Marcel, no more painting: go get a job (original) (raw)

Abstract

In his book Pictorial Nominalism. On Marcel Duchamp's Passage from Painting to the Readymade (1984), Thierry De Duve proposes to read the birth of abstraction in painting, Marcel Duchamp's abandonment of the pictorial practice, his "invention of the ready-made" and industrialization as events which are fundamentally intertwined, and are not independent from one another, as modernist critic Clement Greenberg proposed. Moreover, the ready-made has to be considered in continuity with Duchamp's pictorial practice; in fact, this pictorial practice is what De Duve proposes to consider as "pictorial nominalism", which would imply the passage from an ontological to an epistemological conception of painting; from the conception of "painting as being" to the conception "painting as knowing". Taking De Duve's analysis as a point of departure, the present paper will explore the passage from modernism to postmodernism in art critical discourse and its implications for digital art theory and practices using the development of the concept of "medium" and its "reinvention" as the file rouge for this analysis; considering also that, so far, what is called "postmodernism" has been examined mainly through the categories of modernism (historicism or avant-garde). Duchamp's artistic practice and his invention of the ready-made has been definitive in eroding from within the basic modernist conceptions, mainly conceptualized by Greenberg such as the "intrinsic properties of the medium"; and in opening the possibilities for an implosion and reinvention of the medium itself.
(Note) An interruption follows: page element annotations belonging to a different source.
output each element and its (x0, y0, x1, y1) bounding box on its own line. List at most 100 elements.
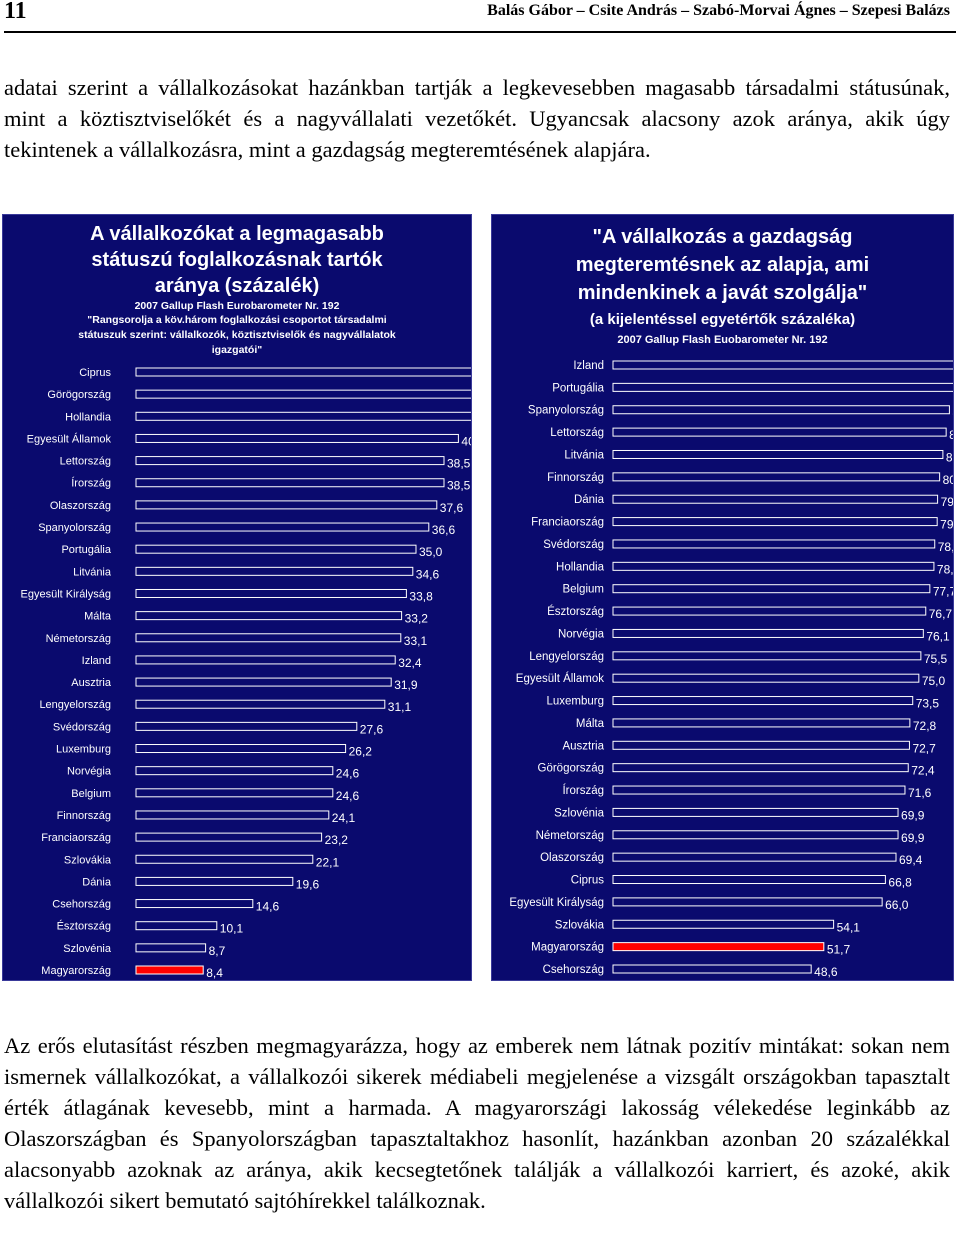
value-label: 24,1 (332, 811, 356, 825)
value-label: 31,9 (394, 678, 418, 692)
bar (135, 810, 330, 820)
bar (612, 382, 953, 392)
value-label: 33,8 (409, 589, 433, 603)
value-label: 32,4 (398, 656, 422, 670)
value-label: 38,5 (447, 479, 471, 493)
chart2-title: "A vállalkozás a gazdagság megteremtésne… (492, 223, 953, 307)
category-label: Csehország (543, 964, 604, 976)
value-label: 37,6 (440, 501, 464, 515)
chart1-note: "Rangsorolja a köv.három foglalkozási cs… (3, 313, 471, 358)
chart1-plot: Ciprus52,2Görögország48,2Hollandia43,3Eg… (21, 367, 471, 980)
running-authors: Balás Gábor – Csite András – Szabó-Morva… (487, 2, 950, 19)
category-label: Spanyolország (38, 522, 111, 534)
category-label: Norvégia (558, 628, 605, 640)
chart1-note-line: "Rangsorolja a köv.három foglalkozási cs… (87, 314, 387, 326)
value-label: 76,1 (926, 629, 950, 643)
bar (135, 677, 392, 687)
bar (135, 544, 417, 554)
category-label: Belgium (71, 788, 111, 800)
value-label: 33,1 (404, 634, 428, 648)
value-label: 34,6 (416, 567, 440, 581)
bar (612, 852, 897, 862)
bar (135, 611, 403, 621)
value-label: 24,6 (336, 789, 360, 803)
value-label: 14,6 (256, 900, 280, 914)
category-label: Egyesült Királyság (509, 897, 604, 909)
chart-wealth-creation: "A vállalkozás a gazdagság megteremtésne… (491, 214, 954, 981)
category-label: Svédország (53, 721, 111, 733)
category-label: Litvánia (564, 449, 604, 461)
bar (612, 740, 910, 750)
category-label: Németország (536, 830, 604, 842)
category-label: Egyesült Államok (27, 432, 112, 445)
value-label: 71,6 (908, 786, 932, 800)
bar (135, 411, 471, 421)
bar (135, 899, 254, 909)
bar (612, 472, 941, 482)
bar (612, 584, 931, 594)
bar (612, 763, 909, 773)
bar (135, 500, 438, 510)
bar (612, 875, 886, 885)
category-label: Szlovákia (555, 919, 605, 931)
category-label: Ausztria (562, 740, 604, 752)
bar (135, 854, 314, 864)
value-label: 77,7 (933, 585, 953, 599)
category-label: Lettország (550, 427, 604, 439)
value-label: 81,7 (949, 428, 953, 442)
category-label: Svédország (543, 539, 604, 551)
value-label: 66,8 (888, 876, 912, 890)
category-label: Spanyolország (528, 405, 604, 417)
category-label: Finnország (547, 472, 604, 484)
page-number: 11 (4, 0, 27, 24)
category-label: Belgium (562, 584, 604, 596)
bar (612, 696, 914, 706)
value-label: 66,0 (885, 898, 909, 912)
category-label: Magyarország (41, 965, 111, 977)
bar (135, 788, 334, 798)
bar (135, 522, 430, 532)
value-label: 22,1 (316, 855, 340, 869)
chart2-subtitle: (a kijelentéssel egyetértők százaléka) (589, 311, 856, 328)
value-label: 26,2 (349, 745, 373, 759)
category-label: Finnország (57, 810, 111, 822)
chart1-note-line: státuszuk szerint: vállalkozók, köztiszt… (78, 329, 396, 341)
value-label: 75,5 (924, 652, 948, 666)
bar (135, 832, 323, 842)
category-label: Lengyelország (529, 651, 604, 663)
category-label: Ausztria (71, 677, 112, 689)
chart2-title-line: "A vállalkozás a gazdagság (592, 226, 853, 248)
category-label: Luxemburg (56, 744, 111, 756)
category-label: Csehország (52, 899, 111, 911)
value-label: 69,4 (899, 853, 923, 867)
category-label: Franciaország (41, 832, 111, 844)
category-label: Izland (82, 655, 111, 667)
bar (135, 633, 402, 643)
category-label: Írország (71, 477, 111, 490)
bar (135, 699, 386, 709)
category-label: Írország (562, 784, 604, 797)
value-label: 73,5 (916, 697, 940, 711)
category-label: Franciaország (531, 517, 604, 529)
chart1-title: A vállalkozókat a legmagasabb státuszú f… (3, 221, 471, 299)
value-label: 51,7 (827, 943, 851, 957)
value-label: 48,6 (814, 965, 838, 979)
value-label: 33,2 (405, 612, 429, 626)
category-label: Észtország (57, 920, 111, 933)
bar (135, 367, 471, 377)
value-label: 10,1 (220, 922, 244, 936)
value-label: 31,1 (388, 700, 412, 714)
chart2-source: 2007 Gallup Flash Euobarometer Nr. 192 (617, 334, 828, 346)
category-label: Szlovénia (554, 807, 604, 819)
category-label: Portugália (552, 382, 604, 394)
bar (135, 721, 358, 731)
value-label: 69,9 (901, 831, 925, 845)
chart1-title-line: státuszú foglalkozásnak tartók (91, 249, 383, 271)
chart1-title-line: aránya (százalék) (154, 275, 320, 297)
value-label: 76,7 (929, 607, 953, 621)
category-label: Lettország (60, 456, 111, 468)
bar (135, 766, 334, 776)
value-label: 75,0 (922, 674, 946, 688)
bar (135, 566, 414, 576)
category-label: Görögország (538, 763, 604, 775)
In this regard, the relationship between obsolescence, innovation, authorship and originality in relation to the historical avant-gardes and digital media strategies will also be addressed, trying to understand how and which contemporary digital art practices (i.e. hackering, culture jamming, net art, Second Life, etc) are reappropriating and re-signifying strategies developed by the avant-gardes, and especially by Marcel Duchamp, at the beginning of the twentieth-century.